Unsere Ahnen haben uns neben Häusern auch jede Menge Programme vererbt. Und einige davon haben mit dem Thema Gott zu tun, zum Beispiel: „Ich darf Gott nicht um zu viel bitten.“ „Du kannst dein Schicksal nicht ändern.“ „Gott hat dir dieses Leben gegeben und du solltest dankbar dafür sein“.

Solche Programme steuern unser Leben und wir unternehmen nichts, weil wir glauben, dass wir an dem, was uns gegeben wurde, nichts ändern können, oder weil wir unbewusst Angst haben, bestraft zu werden.

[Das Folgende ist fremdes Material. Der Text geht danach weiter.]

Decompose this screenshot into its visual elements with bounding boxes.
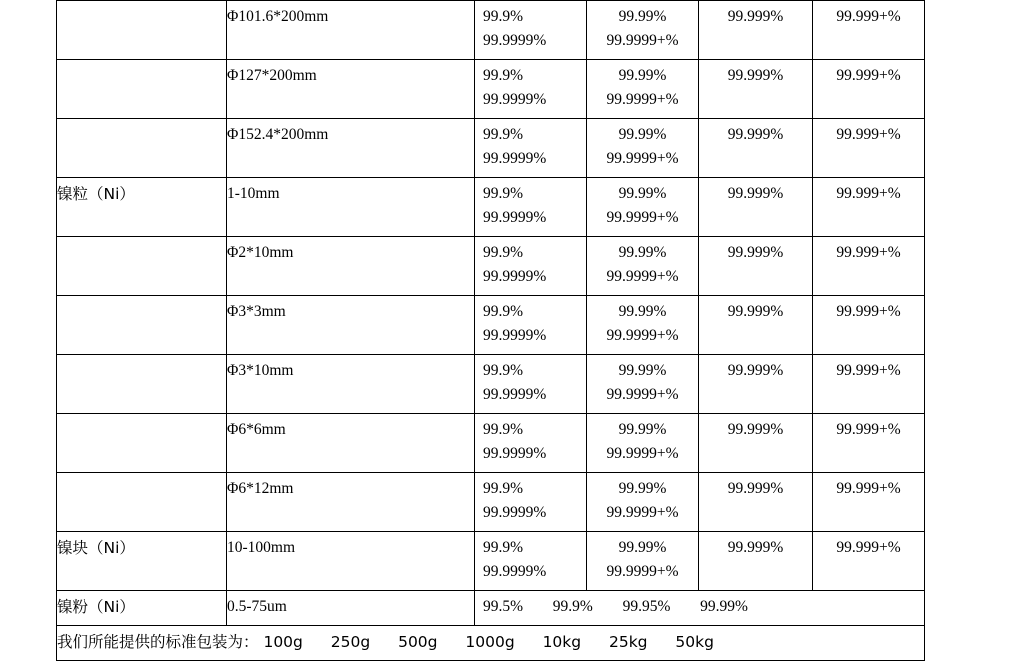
cell-purity-1 [475, 119, 587, 178]
cell-purity-1 [475, 60, 587, 119]
table-row [57, 60, 925, 119]
purity-line-1: 99.9% [483, 480, 524, 498]
cell-product-name [57, 355, 227, 414]
purity-line-2: 99.9999% [483, 445, 547, 463]
purity-line-1: 99.9% [483, 67, 524, 85]
cell-product-name [57, 119, 227, 178]
cell-purity-1 [475, 355, 587, 414]
purity-line-1: 99.99% [618, 126, 667, 144]
cell-purity-3 [699, 1, 813, 60]
purity-line-1: 99.99% [618, 244, 667, 262]
purity-line-2: 99.9999% [483, 150, 547, 168]
cell-product-name: 镍粉（Ni） [57, 591, 227, 626]
cell-size: 1-10mm [227, 178, 475, 237]
purity-line-1: 99.999% [727, 539, 784, 557]
cell-powder-purities [475, 591, 925, 626]
cell-purity-4 [813, 60, 925, 119]
cell-purity-2 [587, 355, 699, 414]
purity-line-2: 99.9999+% [606, 150, 679, 168]
purity-line-1: 99.99% [618, 539, 667, 557]
table-row [57, 178, 925, 237]
table-row [57, 473, 925, 532]
purity-line-2: 99.9999% [483, 268, 547, 286]
purity-line-1: 99.9% [483, 303, 524, 321]
package-size: 250g [330, 633, 371, 652]
purity-line-2: 99.9999+% [606, 209, 679, 227]
cell-purity-1 [475, 237, 587, 296]
purity-line-1: 99.999+% [836, 480, 901, 498]
purity-line-2: 99.9999+% [606, 386, 679, 404]
cell-product-name [57, 237, 227, 296]
purity-line-2: 99.9999+% [606, 327, 679, 345]
purity-line-2: 99.9999+% [606, 268, 679, 286]
cell-purity-1 [475, 296, 587, 355]
cell-product-name [57, 60, 227, 119]
purity-line-1: 99.999% [727, 303, 784, 321]
package-size: 25kg [608, 633, 648, 652]
cell-product-name [57, 473, 227, 532]
cell-purity-2 [587, 532, 699, 591]
cell-size: Φ152.4*200mm [227, 119, 475, 178]
cell-product-name [57, 1, 227, 60]
packaging-note [57, 626, 925, 661]
purity-line-1: 99.999+% [836, 126, 901, 144]
purity-line-1: 99.999% [727, 480, 784, 498]
purity-line-1: 99.99% [618, 421, 667, 439]
cell-purity-3 [699, 60, 813, 119]
purity-line-1: 99.99% [618, 67, 667, 85]
purity-line-1: 99.999+% [836, 539, 901, 557]
cell-purity-4 [813, 473, 925, 532]
purity-line-2: 99.9999% [483, 327, 547, 345]
cell-purity-4 [813, 414, 925, 473]
cell-size: Φ6*12mm [227, 473, 475, 532]
table-row [57, 119, 925, 178]
cell-purity-3 [699, 237, 813, 296]
cell-product-name [57, 296, 227, 355]
cell-size: Φ2*10mm [227, 237, 475, 296]
purity-value: 99.9% [552, 598, 593, 616]
cell-purity-1 [475, 178, 587, 237]
cell-purity-3 [699, 532, 813, 591]
table-row [57, 532, 925, 591]
cell-purity-4 [813, 296, 925, 355]
purity-line-1: 99.999% [727, 185, 784, 203]
cell-purity-3 [699, 178, 813, 237]
purity-line-2: 99.9999% [483, 504, 547, 522]
cell-purity-2 [587, 178, 699, 237]
purity-value: 99.95% [622, 598, 671, 616]
table-row-packaging [57, 626, 925, 661]
cell-size: 0.5-75um [227, 591, 475, 626]
purity-line-1: 99.9% [483, 362, 524, 380]
cell-purity-3 [699, 473, 813, 532]
purity-line-1: 99.9% [483, 244, 524, 262]
cell-purity-2 [587, 60, 699, 119]
cell-purity-4 [813, 1, 925, 60]
purity-line-1: 99.9% [483, 539, 524, 557]
purity-line-1: 99.999+% [836, 244, 901, 262]
cell-size: Φ101.6*200mm [227, 1, 475, 60]
cell-size: 10-100mm [227, 532, 475, 591]
cell-purity-2 [587, 296, 699, 355]
cell-purity-4 [813, 355, 925, 414]
purity-line-1: 99.999% [727, 421, 784, 439]
cell-purity-1 [475, 473, 587, 532]
purity-line-2: 99.9999+% [606, 32, 679, 50]
purity-line-1: 99.999% [727, 8, 784, 25]
purity-line-1: 99.9% [483, 126, 524, 144]
cell-size: Φ3*10mm [227, 355, 475, 414]
cell-purity-2 [587, 414, 699, 473]
cell-product-name: 镍粒（Ni） [57, 178, 227, 237]
cell-purity-1 [475, 1, 587, 60]
cell-product-name [57, 414, 227, 473]
purity-line-1: 99.999+% [836, 8, 901, 25]
purity-line-2: 99.9999% [483, 32, 547, 50]
package-size: 1000g [465, 633, 515, 652]
purity-line-2: 99.9999% [483, 91, 547, 109]
table-row [57, 237, 925, 296]
purity-value: 99.5% [483, 598, 524, 616]
purity-line-2: 99.9999+% [606, 91, 679, 109]
packaging-label: 我们所能提供的标准包装为： [57, 633, 259, 652]
purity-line-1: 99.999+% [836, 303, 901, 321]
cell-purity-4 [813, 119, 925, 178]
cell-purity-3 [699, 355, 813, 414]
table-row [57, 1, 925, 60]
cell-purity-4 [813, 178, 925, 237]
purity-line-1: 99.9% [483, 185, 524, 203]
purity-line-1: 99.99% [618, 185, 667, 203]
nickel-specification-table [56, 0, 925, 661]
cell-product-name: 镍块（Ni） [57, 532, 227, 591]
purity-line-1: 99.999+% [836, 67, 901, 85]
package-size: 100g [263, 633, 303, 652]
table-row-powder [57, 591, 925, 626]
cell-size: Φ3*3mm [227, 296, 475, 355]
purity-line-1: 99.999+% [836, 421, 901, 439]
purity-value: 99.99% [700, 598, 748, 616]
purity-line-1: 99.99% [618, 303, 667, 321]
purity-line-1: 99.999% [727, 126, 784, 144]
purity-line-1: 99.99% [618, 8, 667, 25]
purity-line-2: 99.9999+% [606, 563, 679, 581]
cell-purity-2 [587, 237, 699, 296]
purity-line-2: 99.9999+% [606, 445, 679, 463]
cell-purity-3 [699, 296, 813, 355]
cell-purity-2 [587, 119, 699, 178]
purity-line-2: 99.9999% [483, 386, 547, 404]
purity-line-1: 99.999% [727, 244, 784, 262]
cell-purity-1 [475, 532, 587, 591]
cell-purity-4 [813, 532, 925, 591]
purity-line-1: 99.999% [727, 67, 784, 85]
cell-purity-2 [587, 473, 699, 532]
purity-line-1: 99.9% [483, 421, 524, 439]
cell-size: Φ6*6mm [227, 414, 475, 473]
cell-purity-2 [587, 1, 699, 60]
cell-size: Φ127*200mm [227, 60, 475, 119]
table-row [57, 296, 925, 355]
purity-line-1: 99.999+% [836, 362, 901, 380]
table-body [57, 1, 925, 661]
cell-purity-3 [699, 414, 813, 473]
cell-purity-4 [813, 237, 925, 296]
purity-line-2: 99.9999+% [606, 504, 679, 522]
package-size: 50kg [675, 633, 714, 652]
purity-line-1: 99.999% [727, 362, 784, 380]
purity-line-1: 99.999+% [836, 185, 901, 203]
purity-line-2: 99.9999% [483, 209, 547, 227]
purity-line-2: 99.9999% [483, 563, 547, 581]
table-row [57, 414, 925, 473]
package-size: 10kg [542, 633, 582, 652]
package-size: 500g [398, 633, 438, 652]
table-row [57, 355, 925, 414]
cell-purity-1 [475, 414, 587, 473]
purity-line-1: 99.9% [483, 8, 524, 25]
purity-line-1: 99.99% [618, 480, 667, 498]
cell-purity-3 [699, 119, 813, 178]
purity-line-1: 99.99% [618, 362, 667, 380]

Jede Entscheidung, die wir treffen, können wir als Ursache betrachten, die irgendwann eine Wirkung zeigt. Das ist Karma! Aber es bestraft uns nicht, sondern gibt uns die Möglichkeit zu lernen, dadurch zu wachsen und vor allem, Verantwortung zu übernehmen.

Wenn unser Ururgroßvater irgendwann in der Vergangenheit eine Entscheidung getroffen hat, die heute keine gute Auswirkung für uns hat, dann haben wir die Möglichkeit, dies zu verändern und das Muster aufzulösen.

Wir werden so lange die gleichen Muster wiederholen, bis wir es gelernt haben. Erst dann ist diese spezielle Aufgabe abgehakt. Das Leben stellt uns oft vor die immer selben Aufgaben, bis wir sie schließlich meistern.

Es liegt an uns, ob wir zehn Jahre warten wollen, bis wir endlich etwas dazulernen, oder ob wir jetzt an unseren Programmen arbeiten möchten, damit wir unsere Lernerfahrungen ganz schnell meistern.

Sobald wir wissen, wozu uns manche Dinge im Leben gedient haben, lösen sich tiefe Programme automatisch aus unserem Unterbewusstsein auf. Aber wenn wir immer noch an manchen Dingen fest halten, dann ist es gut anzuschauen, was für eine Überzeugung dahintersteht.

Das Karma kann und darf verändert werden, wenn wir es möchten. Egal, ob es dabei um unser persönliches oder um unser Familienkarma geht. All diese Programme dienen uns auf irgendeine Weise im Leben. Und wenn wir sie nicht mehr brauchen, lassen wir sie los und erschaffen damit eine neue Realität. Dadurch können wir wachsen und uns entwickeln.

Unsere Entwicklung hört nie auf, aber wir können selbst entscheiden, wie leicht oder schwer wir sie machen wollen. Und es ist wichtig zu wissen, dass es uns erlaubt ist, diesen Weg auf eine leichte und angenehme Weise zu gehen.

Tatjana

Liebe Dein Leben und lebe es selbstbestimmt. Du bist es wert!